Die Fälle aus Karlsruhe, Hamburg und Erfurt sind bei weitem nicht einzigen, in denen Personen und Organisationen, die sich solidarisch mit Palästinenser*innen zeigen oder Kritik an der israelischen Politik äußern, in Deutschland unter Druck geraten. Am vergangenen Wochenende hat das propalästinensische »Archive of Silence« eine Liste mit fast 200 Fällen veröffentlicht, in denen Menschen nach dem 7. Oktober 2023 in Deutschland von geplanten Veranstaltungen oder Sendungen ausgeladen wurden, Räume für Ausstellungen und Theatervorführungen verloren haben oder von Behörden verfolgt wurden. Der Fall von James Bridle ist derzeit der letzte Eintrag auf dieser Liste.

Viele der dokumentierten Vorfälle beruhen auf Medienberichten, andere auf Aussagen von Betroffenen.

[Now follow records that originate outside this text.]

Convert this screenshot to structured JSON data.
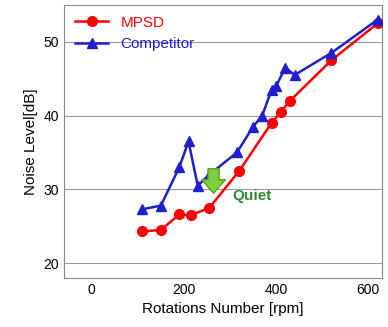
{
  "chart_data": {
    "type": "line",
    "xlabel": "Rotations Number [rpm]",
    "ylabel": "Noise Level[dB]",
    "annotation": "Quiet",
    "xlim": [
      -60,
      630
    ],
    "xticks": [
      0,
      200,
      400,
      600
    ],
    "ylim": [
      18,
      55
    ],
    "yticks": [
      20,
      30,
      40,
      50
    ],
    "grid": true,
    "legend": "upper left",
    "series": [
      {
        "name": "MPSD",
        "color": "#ff0000",
        "marker": "circle",
        "line_style": "solid",
        "x": [
          110,
          150,
          190,
          215,
          255,
          320,
          390,
          410,
          430,
          520,
          620
        ],
        "values": [
          24.3,
          24.5,
          26.6,
          26.5,
          27.5,
          32.5,
          39,
          40.5,
          42,
          47.5,
          52.5
        ]
      },
      {
        "name": "Competitor",
        "color": "#1f1fd0",
        "marker": "triangle",
        "line_style": "solid",
        "x": [
          110,
          150,
          190,
          210,
          230,
          255,
          315,
          350,
          370,
          390,
          400,
          420,
          440,
          520,
          620
        ],
        "values": [
          27.3,
          27.8,
          33,
          36.5,
          30.5,
          32,
          35,
          38.5,
          40,
          43.5,
          44,
          46.5,
          45.5,
          48.5,
          53
        ]
      }
    ]
  }
}
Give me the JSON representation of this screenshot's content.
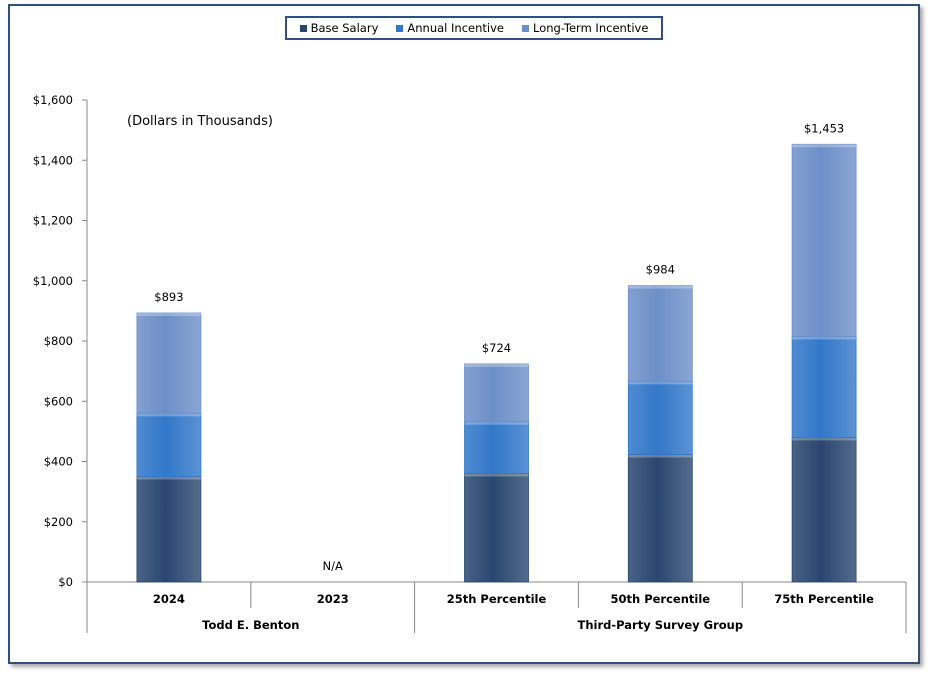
{
  "chart_data": {
    "type": "bar",
    "stacked": true,
    "annotation": "(Dollars in Thousands)",
    "legend": {
      "placement": "top-center",
      "entries": [
        "Base Salary",
        "Annual Incentive",
        "Long-Term Incentive"
      ]
    },
    "colors": [
      "#2a4670",
      "#3277c9",
      "#6d8fc8"
    ],
    "y_axis": {
      "min": 0,
      "max": 1600,
      "step": 200,
      "tick_labels": [
        "$0",
        "$200",
        "$400",
        "$600",
        "$800",
        "$1,000",
        "$1,200",
        "$1,400",
        "$1,600"
      ]
    },
    "categories": [
      "2024",
      "2023",
      "25th Percentile",
      "50th Percentile",
      "75th Percentile"
    ],
    "groups": [
      {
        "label": "Todd E. Benton",
        "categories": [
          0,
          1
        ]
      },
      {
        "label": "Third-Party Survey Group",
        "categories": [
          2,
          3,
          4
        ]
      }
    ],
    "series": [
      {
        "name": "Base Salary",
        "values": [
          350,
          null,
          360,
          423,
          480
        ]
      },
      {
        "name": "Annual Incentive",
        "values": [
          210,
          null,
          172,
          243,
          335
        ]
      },
      {
        "name": "Long-Term Incentive",
        "values": [
          333,
          null,
          192,
          318,
          638
        ]
      }
    ],
    "totals": [
      893,
      null,
      724,
      984,
      1453
    ],
    "total_labels": [
      "$893",
      "N/A",
      "$724",
      "$984",
      "$1,453"
    ]
  }
}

Oft sind dies Menschen mit nicht-deutscher Staatsangehörigkeit oder Jüd*innen. Ihnen wird von den Absagenden einseitige Israel-Kritik, fehlende Distanzierung von dem Massaker der Hamas am 7. Oktober, Verständnis für den bewaffneten palästinensischen Widerstand oder schlicht Antisemitismus vorgeworfen.

Zu den Betroffenen gehörten beispielsweise die Rapperin Nura, die Künstlerin Candice Breitz, der Journalist Malcolm Ohanwe, die Autorinnen Adania Shibli und Deborah Feldman, die Politiker Jeremy Corbyn und Bernie Sanders oder die Organisationen Jüdische Stimme und Forensic Architecture. Es gibt auf der Liste aber auch zahlreiche bislang weniger bekannte Ereignisse.

In einigen der 200 Fälle hatte zuvor die Deutsch-Israelische Gesellschaft in sozialen Medien oder gegenüber der Presse auf eine Absage oder Ausladung gedrungen. Die Lobbyorganisation sei »der Auffassung, dass Antisemitismus von Demokrat*innen und demokratischen Institutionen, akademischen und kulturellen Einrichtungen nicht ohne Widerspruch hingenommen werden sollte«, erklärte ein Sprecher dem »nd«.

Kritiker wie Wolfgang Kaleck, Gründer und Vorsitzender des in Berlin ansässigen European Center for Constitutional and Human Rights, sehen in den vielen Vorfällen hingegen einen Beleg, dass sich Deutschland »ohne Not und ohne Nutzen« international isoliert. »Ein Jahr nach dem Massaker der Hamas und dem andauernden Krieg gegen die Zivilbevölkerung in Gaza sollten sich differenzierte Positionen heraus gebildet haben«, sagte Kaleck zu »nd«.